Organisational Network Analysis
ONA
Organisational Network Analysis (ONA) applies social network methods to map the invisible relational architecture inside organisations — revealing who really influences whom, where knowledge flows, and where it gets stuck.
What is ONA?
Every organisation has two structures: the formal structure depicted in an org chart, and the informal structure — the real network of relationships through which work actually gets done, decisions are influenced, and knowledge travels. Organisational Network Analysis is the discipline that maps and measures this second, informal structure using the mathematical tools of graph theory and social network analysis.
In a traditional ONA study, employees are asked a series of relational questions: "Whom do you turn to for work advice?", "Whom do you trust with sensitive information?", "Who helps you with AI tools?" These responses are modelled as a directed graph in which nodes represent people and edges represent relationships. Network-science algorithms then compute structural metrics that reveal patterns invisible to conventional surveys or management intuition.
Multiplex ONA: the five-layer framework
My research extends classical ONA by employing a multiplex network framework — simultaneously analysing five distinct relationship layers within a single integrated model:
Who do people turn to for task-related expertise and problem-solving guidance?
Who helps colleagues navigate AI tools, interpret AI outputs, or overcome AI-related challenges?
Whom do people trust to share sensitive or politically charged organisational information?
Who proactively shares timely and relevant organisational information with others?
Who actively collaborates on cross-functional projects and initiatives?
By integrating all five layers, multiplex ONA produces a far richer and more reliable picture of organisational structure than any single-layer analysis. Individuals who are central across multiple layers are particularly influential — and particularly critical to organisational resilience.
Key ONA metrics
Measures how often a person lies on the shortest path between all other pairs of people in the network. High betweenness = a critical bridge or broker. Learn more →
The count of direct connections. High degree = a hub. In the AI Support layer, high in-degree identifies the go-to AI experts.
How quickly a person can reach all others in the network. High closeness = rapid information access and influence spread.
An algorithm that identifies tightly connected clusters (communities) within the network by modelling information flow. Essential for spotting silos and natural team boundaries.
Applications in practice
ONA insights enable a range of high-value organisational interventions:
- AI champion identification — using betweenness centrality and Infomap to find Oracle, Broker, and Silo-Buster archetypes who can lead grass-roots AI adoption.
- Change management — identifying the informal influencers who must be engaged for a transformation initiative to succeed or fail.
- Knowledge retention — spotting over-centralised knowledge brokers whose departure would create organisational knowledge loss.
- Team design — using community structure to inform agile team composition and cross-functional collaboration design.
- Security governance — mapping information-sharing networks to identify where sensitive data flows inappropriately.
- Onboarding optimisation — connecting new hires to the right informal network nodes to accelerate integration.

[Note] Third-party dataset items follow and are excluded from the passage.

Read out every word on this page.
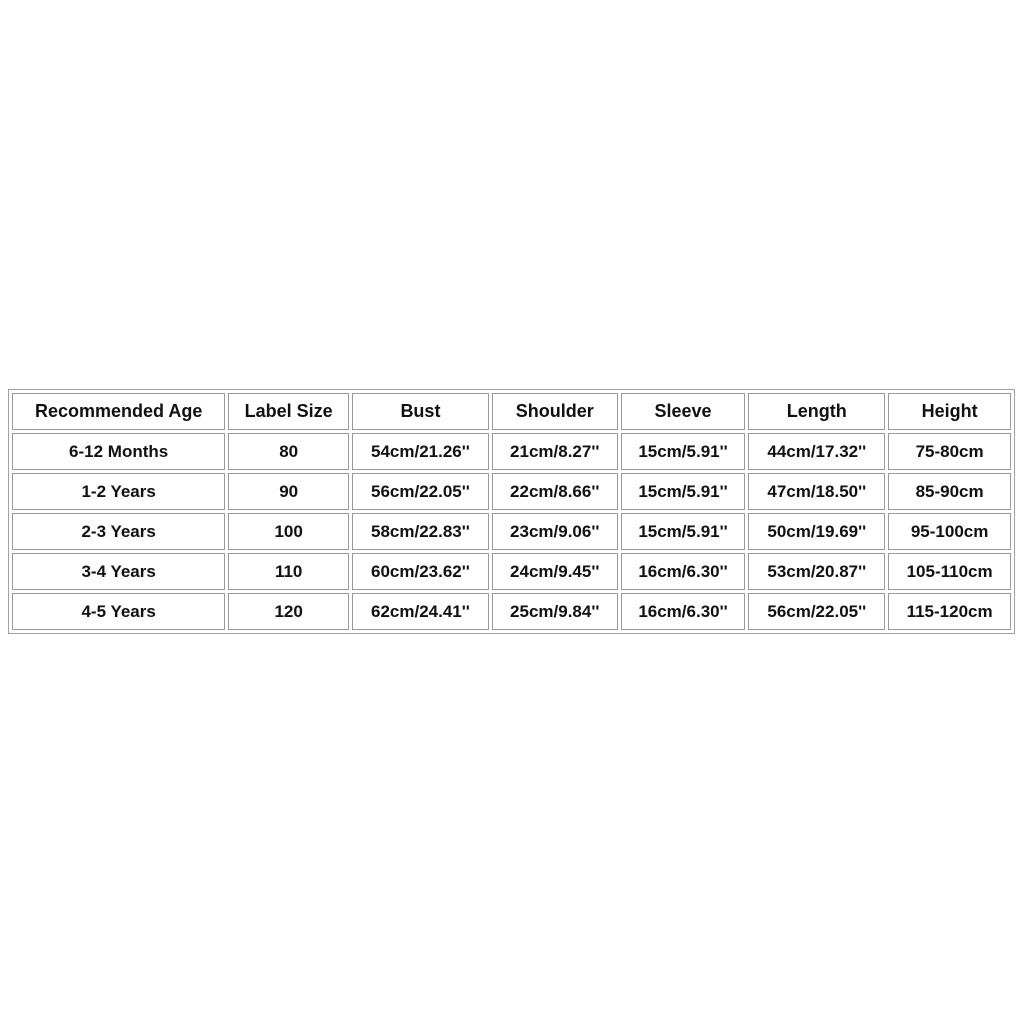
Recommended Age	Label Size	Bust	Shoulder	Sleeve	Length	Height
6-12 Months	80	54cm/21.26''	21cm/8.27''	15cm/5.91''	44cm/17.32''	75-80cm
1-2 Years	90	56cm/22.05''	22cm/8.66''	15cm/5.91''	47cm/18.50''	85-90cm
2-3 Years	100	58cm/22.83''	23cm/9.06''	15cm/5.91''	50cm/19.69''	95-100cm
3-4 Years	110	60cm/23.62''	24cm/9.45''	16cm/6.30''	53cm/20.87''	105-110cm
4-5 Years	120	62cm/24.41''	25cm/9.84''	16cm/6.30''	56cm/22.05''	115-120cm
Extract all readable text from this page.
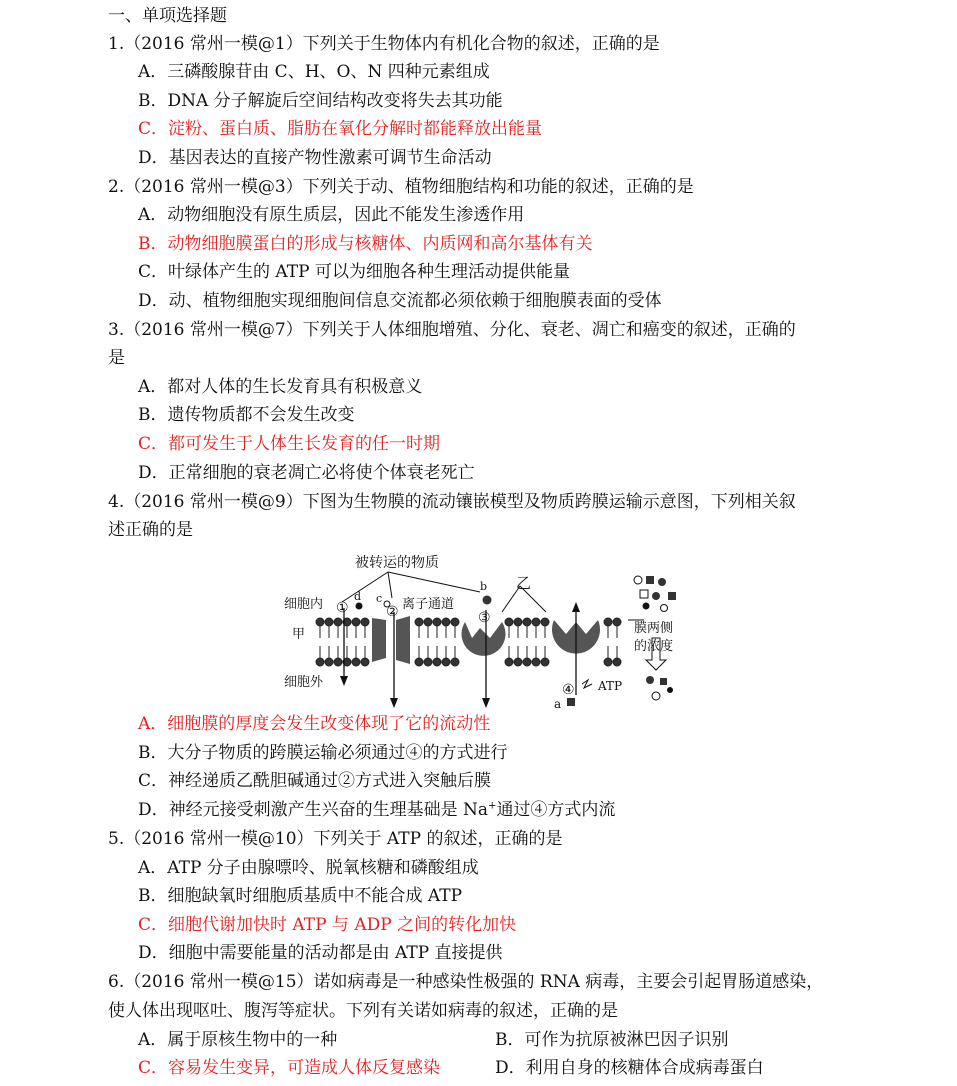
一、单项选择题
1.（2016 常州一模@1）下列关于生物体内有机化合物的叙述，正确的是
A．三磷酸腺苷由 C、H、O、N 四种元素组成
B．DNA 分子解旋后空间结构改变将失去其功能
C．淀粉、蛋白质、脂肪在氧化分解时都能释放出能量
D．基因表达的直接产物性激素可调节生命活动
2.（2016 常州一模@3）下列关于动、植物细胞结构和功能的叙述，正确的是
A．动物细胞没有原生质层，因此不能发生渗透作用
B．动物细胞膜蛋白的形成与核糖体、内质网和高尔基体有关
C．叶绿体产生的 ATP 可以为细胞各种生理活动提供能量
D．动、植物细胞实现细胞间信息交流都必须依赖于细胞膜表面的受体
3.（2016 常州一模@7）下列关于人体细胞增殖、分化、衰老、凋亡和癌变的叙述，正确的
是
A．都对人体的生长发育具有积极意义
B．遗传物质都不会发生改变
C．都可发生于人体生长发育的任一时期
D．正常细胞的衰老凋亡必将使个体衰老死亡
4.（2016 常州一模@9）下图为生物膜的流动镶嵌模型及物质跨膜运输示意图，下列相关叙
述正确的是
被转运的物质
细胞内
甲
细胞外
离子通道
乙
膜两侧
的浓度
ATP
a
b
c
d
①	②	③
④
A．细胞膜的厚度会发生改变体现了它的流动性
B．大分子物质的跨膜运输必须通过④的方式进行
C．神经递质乙酰胆碱通过②方式进入突触后膜
D．神经元接受刺激产生兴奋的生理基础是 Na+通过④方式内流
5.（2016 常州一模@10）下列关于 ATP 的叙述，正确的是
A．ATP 分子由腺嘌呤、脱氧核糖和磷酸组成
B．细胞缺氧时细胞质基质中不能合成 ATP
C．细胞代谢加快时 ATP 与 ADP 之间的转化加快
D．细胞中需要能量的活动都是由 ATP 直接提供
6.（2016 常州一模@15）诺如病毒是一种感染性极强的 RNA 病毒，主要会引起胃肠道感染，
使人体出现呕吐、腹泻等症状。下列有关诺如病毒的叙述，正确的是
A．属于原核生物中的一种	B．可作为抗原被淋巴因子识别
C．容易发生变异，可造成人体反复感染	D．利用自身的核糖体合成病毒蛋白
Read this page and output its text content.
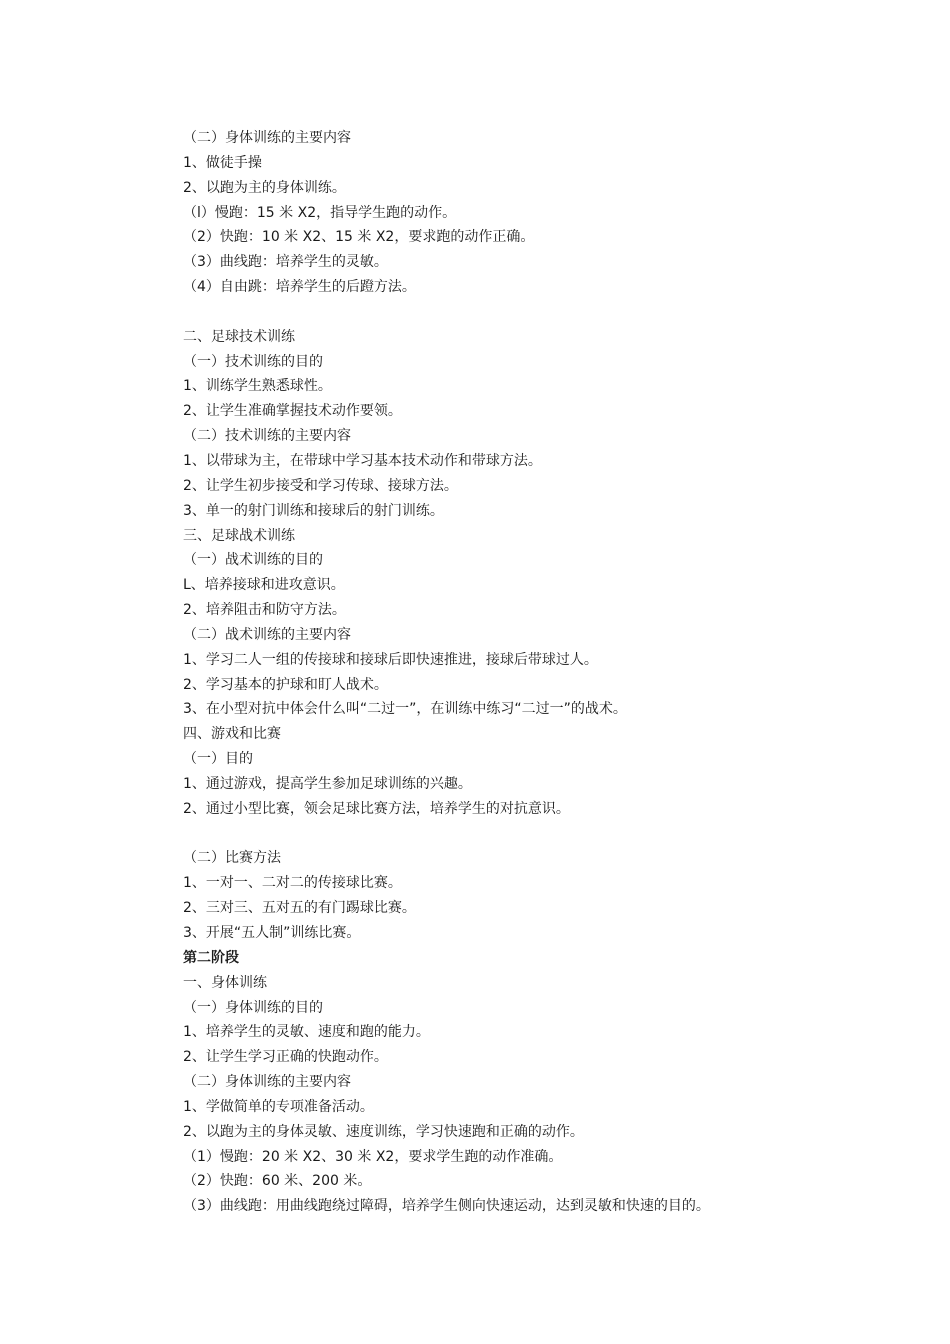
（二）身体训练的主要内容

1、做徒手操

2、以跑为主的身体训练。

（l）慢跑：15 米 X2，指导学生跑的动作。

（2）快跑：10 米 X2、15 米 X2，要求跑的动作正确。

（3）曲线跑：培养学生的灵敏。

（4）自由跳：培养学生的后蹬方法。

二、足球技术训练

（一）技术训练的目的

1、训练学生熟悉球性。

2、让学生准确掌握技术动作要领。

（二）技术训练的主要内容

1、以带球为主，在带球中学习基本技术动作和带球方法。

2、让学生初步接受和学习传球、接球方法。

3、单一的射门训练和接球后的射门训练。

三、足球战术训练

（一）战术训练的目的

L、培养接球和进攻意识。

2、培养阻击和防守方法。

（二）战术训练的主要内容

1、学习二人一组的传接球和接球后即快速推进，接球后带球过人。

2、学习基本的护球和盯人战术。

3、在小型对抗中体会什么叫“二过一”，在训练中练习“二过一”的战术。

四、游戏和比赛

（一）目的

1、通过游戏，提高学生参加足球训练的兴趣。

2、通过小型比赛，领会足球比赛方法，培养学生的对抗意识。

（二）比赛方法

1、一对一、二对二的传接球比赛。

2、三对三、五对五的有门踢球比赛。

3、开展“五人制”训练比赛。

第二阶段

一、身体训练

（一）身体训练的目的

1、培养学生的灵敏、速度和跑的能力。

2、让学生学习正确的快跑动作。

（二）身体训练的主要内容

1、学做简单的专项准备活动。

2、以跑为主的身体灵敏、速度训练，学习快速跑和正确的动作。

（1）慢跑：20 米 X2、30 米 X2，要求学生跑的动作准确。

（2）快跑：60 米、200 米。

（3）曲线跑：用曲线跑绕过障碍，培养学生侧向快速运动，达到灵敏和快速的目的。
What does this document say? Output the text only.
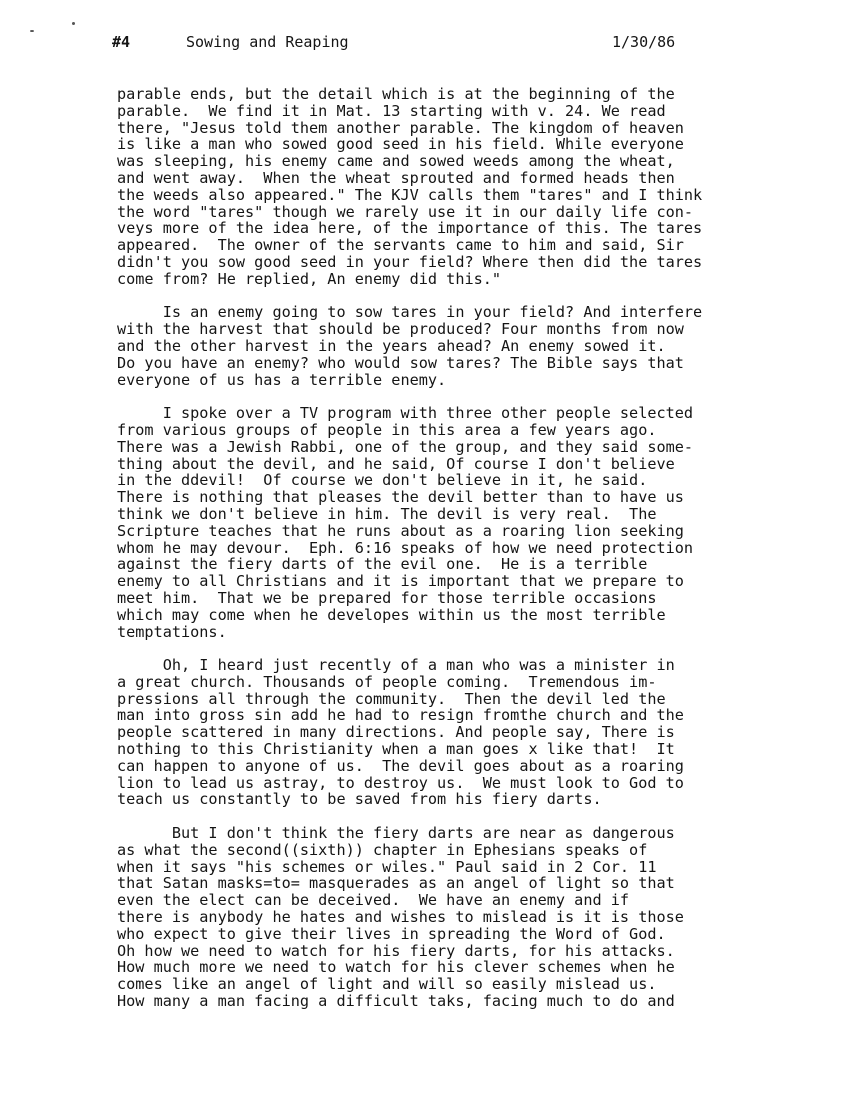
#4	Sowing and Reaping	1/30/86
parable ends, but the detail which is at the beginning of the
parable.  We find it in Mat. 13 starting with v. 24. We read
there, "Jesus told them another parable. The kingdom of heaven
is like a man who sowed good seed in his field. While everyone
was sleeping, his enemy came and sowed weeds among the wheat,
and went away.  When the wheat sprouted and formed heads then
the weeds also appeared." The KJV calls them "tares" and I think
the word "tares" though we rarely use it in our daily life con-
veys more of the idea here, of the importance of this. The tares
appeared.  The owner of the servants came to him and said, Sir
didn't you sow good seed in your field? Where then did the tares
come from? He replied, An enemy did this."
Is an enemy going to sow tares in your field? And interfere
with the harvest that should be produced? Four months from now
and the other harvest in the years ahead? An enemy sowed it.
Do you have an enemy? who would sow tares? The Bible says that
everyone of us has a terrible enemy.
I spoke over a TV program with three other people selected
from various groups of people in this area a few years ago.
There was a Jewish Rabbi, one of the group, and they said some-
thing about the devil, and he said, Of course I don't believe
in the ddevil!  Of course we don't believe in it, he said.
There is nothing that pleases the devil better than to have us
think we don't believe in him. The devil is very real.  The
Scripture teaches that he runs about as a roaring lion seeking
whom he may devour.  Eph. 6:16 speaks of how we need protection
against the fiery darts of the evil one.  He is a terrible
enemy to all Christians and it is important that we prepare to
meet him.  That we be prepared for those terrible occasions
which may come when he developes within us the most terrible
temptations.
Oh, I heard just recently of a man who was a minister in
a great church. Thousands of people coming.  Tremendous im-
pressions all through the community.  Then the devil led the
man into gross sin add he had to resign fromthe church and the
people scattered in many directions. And people say, There is
nothing to this Christianity when a man goes x like that!  It
can happen to anyone of us.  The devil goes about as a roaring
lion to lead us astray, to destroy us.  We must look to God to
teach us constantly to be saved from his fiery darts.
But I don't think the fiery darts are near as dangerous
as what the second((sixth)) chapter in Ephesians speaks of
when it says "his schemes or wiles." Paul said in 2 Cor. 11
that Satan masks=to= masquerades as an angel of light so that
even the elect can be deceived.  We have an enemy and if
there is anybody he hates and wishes to mislead is it is those
who expect to give their lives in spreading the Word of God.
Oh how we need to watch for his fiery darts, for his attacks.
How much more we need to watch for his clever schemes when he
comes like an angel of light and will so easily mislead us.
How many a man facing a difficult taks, facing much to do and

Frequently asked questions
What is Organisational Network Analysis (ONA)?
ONA is the systematic mapping and analysis of formal and informal relationships within an organisation using social network methods. It reveals who shares information with whom, who influences decisions, and where knowledge bottlenecks exist — insights that org charts and employee surveys cannot provide.
What is a multiplex network in ONA?
A multiplex network layers multiple relationship types — such as Work Advice, AI Support, Trust, Information, and Collaboration ties — into a single analytical model. Examining all layers simultaneously reveals richer structural patterns than any single network type can provide.
What metrics are used in ONA?
Common ONA metrics include degree centrality, betweenness centrality (how often a person lies on the shortest path between others), closeness centrality, and eigenvector centrality. Community detection algorithms such as Infomap identify clusters of tightly connected individuals.
How is ONA data collected?
ONA data is typically collected via relational surveys asking employees to nominate whom they turn to for specific purposes. Passive data from email metadata, collaboration tools, or calendars can supplement survey data.
What can ONA reveal that traditional HR tools cannot?
ONA uncovers the informal organisation: the real knowledge brokers, hidden silos, overloaded central nodes, peripheral employees at risk of disengagement, and the true information pathways through which change and innovation travel — all invisible on an org chart.